Proton beam radiosurgery can also be used on targets in other places of the body, including the prostate gland. However, the process of creating and targeting proton beams is complex, and it requires a synchrocyclotron — a costly, highly specialized particle accelerator — on-site to generate the protons. Less than a dozen facilities worldwide offer proton beam radiosurgery, and most of them are outside the United States.
What can you expect during the procedure?
Before the head frame is attached, you will receive numbing shots in the four places on your scalp where the pins will be inserted. None of your hair will be shaved. When the frame is removed, those spots may be a little tender, but they typically don't scar. You may have a headache or feel nauseated for a few hours after the procedure.
The treatment itself is painless. While children are often anesthetized for the procedure, adults are typically awake. You may be given a mild sedative to help you relax.

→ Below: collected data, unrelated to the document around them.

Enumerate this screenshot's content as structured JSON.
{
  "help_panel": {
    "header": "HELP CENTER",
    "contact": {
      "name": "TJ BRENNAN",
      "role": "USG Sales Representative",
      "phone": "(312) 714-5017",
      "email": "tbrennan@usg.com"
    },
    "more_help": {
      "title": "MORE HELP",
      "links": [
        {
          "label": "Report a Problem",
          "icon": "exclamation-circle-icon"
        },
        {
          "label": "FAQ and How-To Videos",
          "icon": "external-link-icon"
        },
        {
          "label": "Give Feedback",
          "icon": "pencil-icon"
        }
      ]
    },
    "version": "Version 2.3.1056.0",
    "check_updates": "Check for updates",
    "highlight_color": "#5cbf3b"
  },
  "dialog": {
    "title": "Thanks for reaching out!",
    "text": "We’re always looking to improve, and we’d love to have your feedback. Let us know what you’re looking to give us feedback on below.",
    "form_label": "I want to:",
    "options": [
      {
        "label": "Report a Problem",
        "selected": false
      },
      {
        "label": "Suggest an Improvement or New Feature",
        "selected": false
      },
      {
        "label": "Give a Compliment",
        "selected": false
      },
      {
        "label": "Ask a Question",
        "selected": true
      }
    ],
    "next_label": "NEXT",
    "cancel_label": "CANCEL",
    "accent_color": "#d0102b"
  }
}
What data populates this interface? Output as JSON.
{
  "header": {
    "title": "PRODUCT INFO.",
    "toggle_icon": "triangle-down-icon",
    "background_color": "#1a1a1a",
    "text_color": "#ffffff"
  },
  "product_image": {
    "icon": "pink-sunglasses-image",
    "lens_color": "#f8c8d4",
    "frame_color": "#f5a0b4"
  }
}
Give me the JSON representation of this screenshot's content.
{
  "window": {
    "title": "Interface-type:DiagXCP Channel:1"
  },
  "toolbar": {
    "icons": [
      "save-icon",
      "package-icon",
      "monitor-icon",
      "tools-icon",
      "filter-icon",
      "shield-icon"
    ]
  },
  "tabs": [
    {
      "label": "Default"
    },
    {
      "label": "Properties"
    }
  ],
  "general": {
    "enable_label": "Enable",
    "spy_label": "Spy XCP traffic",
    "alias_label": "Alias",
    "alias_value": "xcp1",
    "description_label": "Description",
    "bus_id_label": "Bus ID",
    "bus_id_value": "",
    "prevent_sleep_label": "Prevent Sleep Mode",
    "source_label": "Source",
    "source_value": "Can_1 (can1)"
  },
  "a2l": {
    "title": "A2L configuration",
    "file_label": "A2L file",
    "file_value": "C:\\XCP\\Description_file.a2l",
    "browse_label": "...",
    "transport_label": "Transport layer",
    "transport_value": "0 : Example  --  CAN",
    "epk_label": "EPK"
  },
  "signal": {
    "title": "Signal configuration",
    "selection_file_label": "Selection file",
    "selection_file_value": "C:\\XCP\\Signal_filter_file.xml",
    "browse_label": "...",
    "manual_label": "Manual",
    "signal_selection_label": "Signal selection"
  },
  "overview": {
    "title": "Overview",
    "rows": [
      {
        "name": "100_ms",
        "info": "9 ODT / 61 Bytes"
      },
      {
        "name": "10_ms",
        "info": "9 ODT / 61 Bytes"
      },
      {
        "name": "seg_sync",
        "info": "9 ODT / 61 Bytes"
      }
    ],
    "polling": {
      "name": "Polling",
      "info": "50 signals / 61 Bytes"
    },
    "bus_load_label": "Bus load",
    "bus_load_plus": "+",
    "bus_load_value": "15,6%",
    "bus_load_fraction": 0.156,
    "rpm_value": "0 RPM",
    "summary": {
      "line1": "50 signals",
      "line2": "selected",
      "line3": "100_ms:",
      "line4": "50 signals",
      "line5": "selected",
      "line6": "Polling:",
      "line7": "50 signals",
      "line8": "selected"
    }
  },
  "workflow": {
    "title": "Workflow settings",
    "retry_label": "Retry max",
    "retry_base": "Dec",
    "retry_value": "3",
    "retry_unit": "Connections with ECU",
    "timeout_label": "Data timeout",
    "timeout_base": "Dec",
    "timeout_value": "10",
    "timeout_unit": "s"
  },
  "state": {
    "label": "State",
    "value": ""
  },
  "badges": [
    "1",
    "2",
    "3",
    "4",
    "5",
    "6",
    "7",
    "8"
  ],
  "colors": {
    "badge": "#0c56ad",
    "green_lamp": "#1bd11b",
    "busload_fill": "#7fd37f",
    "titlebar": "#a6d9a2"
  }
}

Radiosurgery doesn't have immediate results. Weeks, months or even years may pass before the effects of the treatment become apparent. Progress is monitored through follow-up imaging studies.
Radiosurgery doesn't involve surgical incisions, so it's less risky than traditional neurosurgery — where you can have problems with anesthesia, bleeding and infection.
In some cases, radiosurgery can cause radiation injury to brain tissue surrounding the target. This can cause swelling, which may develop months after the procedure. In most cases, this swelling is temporary and resolves without treatment. Some patients may need steroid medications to control persistent brain swelling.
In the past, radiosurgery could only be used on the brain, and a head frame was always necessary to keep the target perfectly still. Improved targeting techniques, already in use in some hospitals, reduce the need for head frames, allowing the procedure to be used in other parts of the body.
For example, lung tumors can be treated — despite the movements associated with breathing — by using a radiosurgery machine linked with a real-time imaging system. A gold marker inserted into the airway moves as the person breathes. The radiosurgery machine uses the marker as a reference point and can automatically stop and start radiation delivery to synchronize with breathing movements.
Future advances in targeting technology will make radiosurgery an option for more people — bringing hope to those who are poor candidates for more traditional forms of treatment.